NuSTAR is Busy

An optical color image of galaxies is seen here overlaid with X-ray data (magenta) from NASA's Nuclear Spectroscopic Telescope Array (NuSTAR). Credit: NASA/JPL-Caltech

An optical color image of galaxies is seen here overlaid with X-ray data (magenta) from NASA’s Nuclear Spectroscopic Telescope Array (NuSTAR). Credit: NASA/JPL-Caltech

Since NuSTAR was launched on June 13, 2012 it has moved into its parking spot been checked out and has found 10 supermassive galaxies already. The mission is really just hitting its stride and is expected to last two years. We are just beginning to get a look at the data.

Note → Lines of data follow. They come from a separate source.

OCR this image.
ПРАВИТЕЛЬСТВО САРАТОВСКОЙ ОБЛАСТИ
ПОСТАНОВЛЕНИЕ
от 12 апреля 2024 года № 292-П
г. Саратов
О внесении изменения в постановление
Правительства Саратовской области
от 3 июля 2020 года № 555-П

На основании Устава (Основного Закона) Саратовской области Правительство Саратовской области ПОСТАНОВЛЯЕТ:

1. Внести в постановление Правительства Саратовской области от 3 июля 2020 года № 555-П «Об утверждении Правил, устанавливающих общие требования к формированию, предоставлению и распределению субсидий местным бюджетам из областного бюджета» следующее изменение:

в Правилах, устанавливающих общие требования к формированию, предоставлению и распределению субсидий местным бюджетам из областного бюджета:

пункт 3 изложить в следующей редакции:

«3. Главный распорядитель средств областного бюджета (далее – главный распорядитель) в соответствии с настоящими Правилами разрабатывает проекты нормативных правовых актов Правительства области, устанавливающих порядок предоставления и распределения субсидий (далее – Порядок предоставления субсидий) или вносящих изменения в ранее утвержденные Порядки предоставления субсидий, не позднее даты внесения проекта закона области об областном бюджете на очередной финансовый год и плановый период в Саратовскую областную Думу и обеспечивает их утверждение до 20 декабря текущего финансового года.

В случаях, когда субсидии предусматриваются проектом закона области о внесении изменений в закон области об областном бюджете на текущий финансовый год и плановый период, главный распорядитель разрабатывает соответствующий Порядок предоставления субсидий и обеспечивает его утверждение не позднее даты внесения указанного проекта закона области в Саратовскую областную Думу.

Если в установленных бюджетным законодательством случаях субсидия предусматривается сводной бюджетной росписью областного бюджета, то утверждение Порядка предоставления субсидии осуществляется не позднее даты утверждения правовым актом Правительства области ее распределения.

During the two year mission, as part of its core mission, NuSTAR will map selected regions of the sky in order to:

Take a census of collapsed stars and black holes of different sizes by surveying regions surrounding the center of own Milky Way Galaxy and performing deep observations of the extragalactic sky;

Map recently-synthesized material in young supernova remnants to understand how stars explode and how elements are created; and
Understand what powers relativistic jets of particles from the most extreme active galaxies hosting supermassive black holes.

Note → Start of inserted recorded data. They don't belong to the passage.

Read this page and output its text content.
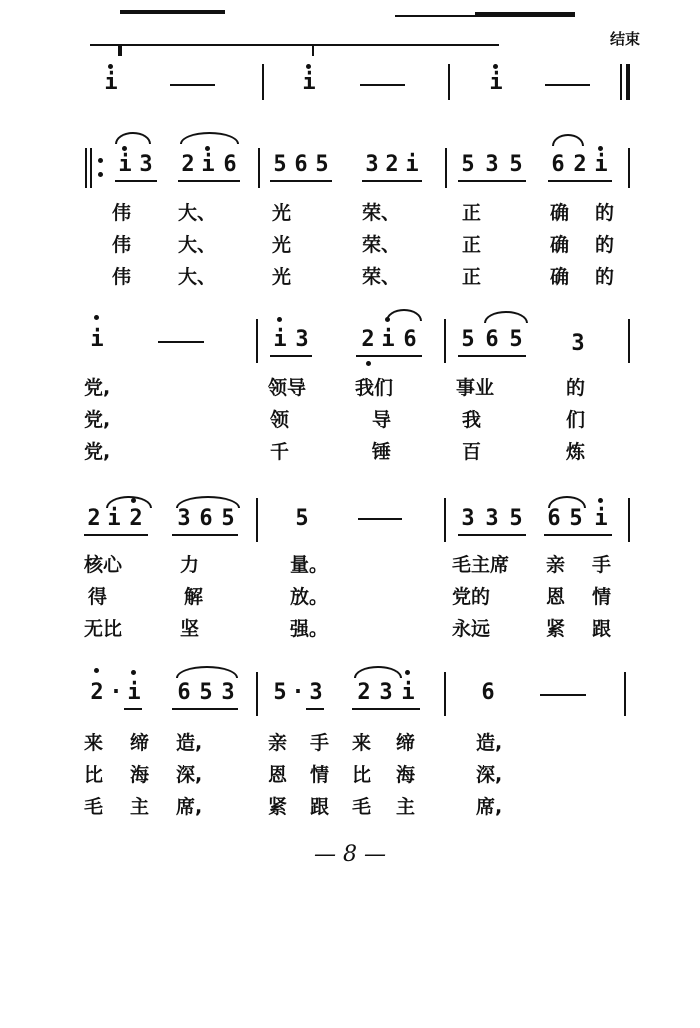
结束
i	i	i
i 3 2 i 6 5 6 5 3 2 i 5 3 5 6 2 i
伟 大、	光	荣、	正	确 的
伟 大、	光	荣、	正	确 的
伟 大、	光	荣、	正	确 的
i	i 3 2 i 6 5 6 5 3
党,	领导	我们	事业	的
党,	领	导	我	们
党,	千	锤	百	炼
2 i 2 3 6 5	5	3 3 5 6 5 i
核心	力	量。	毛主席 亲 手
得	解	放。	党的	恩 情
无比	坚	强。	永远	紧 跟
2 · i 6 5 3 5 · 3 2 3 i	6
来 缔 造,	亲 手 来 缔	造,
比 海 深,	恩 情 比 海	深,
毛 主 席,	紧 跟 毛 主	席,
— 8 —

From the NASA NuSTAR Mission page home to among other things different sizes and un-annotated version:

NuSTAR’s serendipitous discovery in this field, indicated by the arrow, lies to the left of a galaxy, called IC751, at which the telescope originally intended to look. Both magenta blobs show X-rays from massive black holes buried at the hearts of galaxies.
The optical image is from the Sloan Digital Sky Survey and a color composite of images over three different optical wavebands (the G, R, and I bands). The NuSTAR data shows X-rays in the 3 to 24 keV energy range.